I also contacted Hunt, the AP reporter, for her take. She responded quickly via email and wrote, “That material came from our medical writer, Marilynn Marchione, who is cited as a contributor at the bottom of the story.”
Thus far, Marchione hasn’t responded to two emails and a personal tweet.
AP’s Social Media Guidelines
Like many news organizations, the AP has a detailed Social Media Guidelines document. In fact, the news cooperative revised it last in January 2012.
The eight-page document covers everything from friending to retweeting and sourcing.
In its guidelines, the news organization acknowledges that sources found via social networks can be difficult to verify.
In fact, the AP encourages its employees to call to confirm the identity of the source as if they were calling the source on the phone.
From Dr. Topol's standpoint, this didn't happen. Perhaps the AP’s Marchione or a fact checker called the PR department at Scripps Health where Topol practices but according to the doctor no one contacted him.
Three lessons for communicators
1. Post with care.
Despite the social media reporting guidelines and policies put in place by news organizations, anything you post, tweet or blog has the possibility of being quoted, republished or repurposed without a call or email for you to confirm or clarify details.
2.Connect and follow your media contacts.

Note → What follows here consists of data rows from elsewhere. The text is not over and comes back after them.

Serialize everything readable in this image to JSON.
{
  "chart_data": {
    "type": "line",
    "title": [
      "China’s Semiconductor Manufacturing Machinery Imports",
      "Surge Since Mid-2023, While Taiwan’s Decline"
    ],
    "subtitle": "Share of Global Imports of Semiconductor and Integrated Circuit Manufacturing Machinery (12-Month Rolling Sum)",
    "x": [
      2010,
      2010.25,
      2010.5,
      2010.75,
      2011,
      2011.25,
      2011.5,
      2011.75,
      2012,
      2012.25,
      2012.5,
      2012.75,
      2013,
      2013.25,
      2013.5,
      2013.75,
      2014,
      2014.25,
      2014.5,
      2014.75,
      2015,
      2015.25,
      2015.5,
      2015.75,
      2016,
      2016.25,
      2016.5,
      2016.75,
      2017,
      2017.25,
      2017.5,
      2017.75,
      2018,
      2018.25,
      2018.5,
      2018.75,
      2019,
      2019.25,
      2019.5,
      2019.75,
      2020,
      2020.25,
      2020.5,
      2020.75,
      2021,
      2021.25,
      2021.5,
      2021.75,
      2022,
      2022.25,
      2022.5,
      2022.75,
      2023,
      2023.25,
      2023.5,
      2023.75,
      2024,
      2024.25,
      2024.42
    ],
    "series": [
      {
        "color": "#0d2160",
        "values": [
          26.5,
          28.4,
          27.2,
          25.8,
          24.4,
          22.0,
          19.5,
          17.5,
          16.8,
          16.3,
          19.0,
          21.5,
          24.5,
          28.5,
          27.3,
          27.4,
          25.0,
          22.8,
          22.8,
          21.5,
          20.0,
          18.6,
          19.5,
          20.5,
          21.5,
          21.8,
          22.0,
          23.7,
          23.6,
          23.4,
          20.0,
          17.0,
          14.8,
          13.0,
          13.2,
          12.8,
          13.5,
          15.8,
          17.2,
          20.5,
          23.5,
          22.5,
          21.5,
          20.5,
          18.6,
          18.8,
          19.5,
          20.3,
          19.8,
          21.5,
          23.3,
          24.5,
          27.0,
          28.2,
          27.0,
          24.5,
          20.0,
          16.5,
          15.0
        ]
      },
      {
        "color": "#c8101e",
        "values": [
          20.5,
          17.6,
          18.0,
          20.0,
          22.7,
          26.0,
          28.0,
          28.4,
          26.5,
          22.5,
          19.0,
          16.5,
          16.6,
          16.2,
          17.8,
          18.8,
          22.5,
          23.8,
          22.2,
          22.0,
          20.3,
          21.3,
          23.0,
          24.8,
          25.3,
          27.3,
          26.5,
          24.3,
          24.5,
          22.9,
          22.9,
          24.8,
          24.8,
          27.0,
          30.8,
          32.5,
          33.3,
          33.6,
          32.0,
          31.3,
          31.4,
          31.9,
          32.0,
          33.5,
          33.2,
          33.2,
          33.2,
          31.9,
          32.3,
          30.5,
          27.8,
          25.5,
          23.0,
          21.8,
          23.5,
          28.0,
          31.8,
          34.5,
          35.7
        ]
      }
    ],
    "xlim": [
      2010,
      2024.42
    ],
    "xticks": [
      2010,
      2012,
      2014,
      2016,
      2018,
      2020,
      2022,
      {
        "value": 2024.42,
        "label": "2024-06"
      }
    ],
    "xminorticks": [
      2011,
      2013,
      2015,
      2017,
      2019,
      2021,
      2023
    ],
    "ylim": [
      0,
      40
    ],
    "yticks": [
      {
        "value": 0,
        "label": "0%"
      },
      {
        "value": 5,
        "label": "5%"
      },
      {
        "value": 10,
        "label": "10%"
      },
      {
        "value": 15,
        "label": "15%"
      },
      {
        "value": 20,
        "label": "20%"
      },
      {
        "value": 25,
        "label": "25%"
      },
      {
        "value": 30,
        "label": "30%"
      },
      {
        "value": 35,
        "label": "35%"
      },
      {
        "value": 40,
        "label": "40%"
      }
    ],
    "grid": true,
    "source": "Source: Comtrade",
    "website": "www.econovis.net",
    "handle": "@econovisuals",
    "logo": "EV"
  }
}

Understand how key reporters covering your business or organization use social media. Engage with them online, but also regularly reach out to them via phone, email and in-person to make a connection. This will increase the likelihood they will pick up the phone when they are on a deadline to confirm a Tweet or post or to ask for a fresh quote.
3. Monitor and respond.
If you work for a large organization, monitor the internal experts to determine who is effectively using social media. Review your organization's own social media policy.